- Treat EKC with Betadine
- "EKC" or "epidemic keratoconjunctivitis" is contagious viral "pink eye". This is what the school nurse sends your child home from classes for (which may be silly b/c EKC has a 8 day latent period from exposure date to onset of symptoms). This is what all contact lens wearers with red eyes *think* they have, but the vast majority of them do not (they rather usually have infiltrative keratitis instead).
EKC has no treatment. Antibiotics are frequently and inappropriately and ineffectively Rx'd by the ER docs and the primary care docs and the pediatricians. Antibiotics don't work b/c they kill BACTERIA, and EKC is a VIRUS. Steroids (anti-inflammatories) in the absence of other treatment are specifically contraindicated b/c of the probability of "masking" the symptoms while actually promoting viral load increase.
We talk about EKC having "the rule of 8's":
- caused by adenovirus 8
- 8 day incubation or latent period between exposure and onset of symptoms
- symptoms usually last about 8 days in most cases
Traditionally there has been no treatment for EKC, which is a little weird to me b/c its one of the most common and most irritating/painful things that can happen to the human eye. I guess the reasoning is that in most cases it is relatively benign, is usually self-resolving with no long term effects, and doesn't usually last very long. Plus I bet adenovirus 8 mutates quickly just like the flu does, so treatment would have to change annually just like flu vaccines do. There are "anti-viral" eyedrops (trifluridine), but they are only effective against Herpes Simplex Virus (HSV), not adenovirus.
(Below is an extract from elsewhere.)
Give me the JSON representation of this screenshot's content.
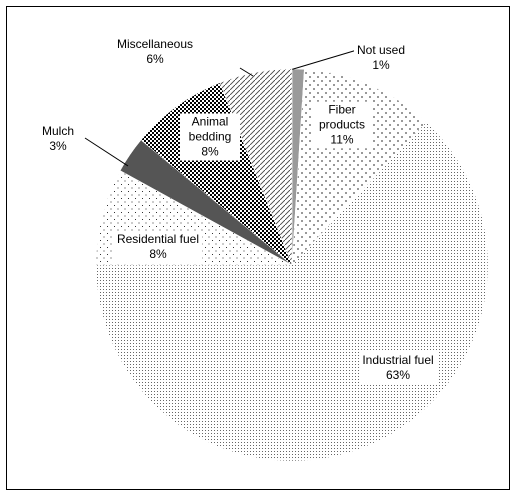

I have recently begun treating EKC with a one-time in-office 5% topical ophthalmic betadine solution application. Betadine quickly kills all viruses, but is not practical as an ophthalmic Rx medication b/c of its toxicity...it kills corneal epithelial cells too, and therefore needs to be "lavaged" or thoroughly rinsed out of the eye post-treatment. But the idea of the in-office treatment is to significantly knock down the viral load in the tear film and superficial corneal and conjunctival tissues leading to greatly sped recovery. I don't do this for every EKC case I see, only for the severe ones where the patient is very uncomfortable or has bad acuity from the stromal infiltrates, or when I think corneal scarring is inevitable. The treatment regimen is similar to the info on this site:
Except that I usually use some topical Voltaren (non-streoidal anti-inflammatory or NSAID) before and after the betadine application to minimize the probability of inflammation from the betadine toxicity.
This is not currently a common treatment in the optometric or ophthalmic world, but it is IMO a very effective one. It is recommended in the 2007 Clinical Guide to Ophthalmic Drugs.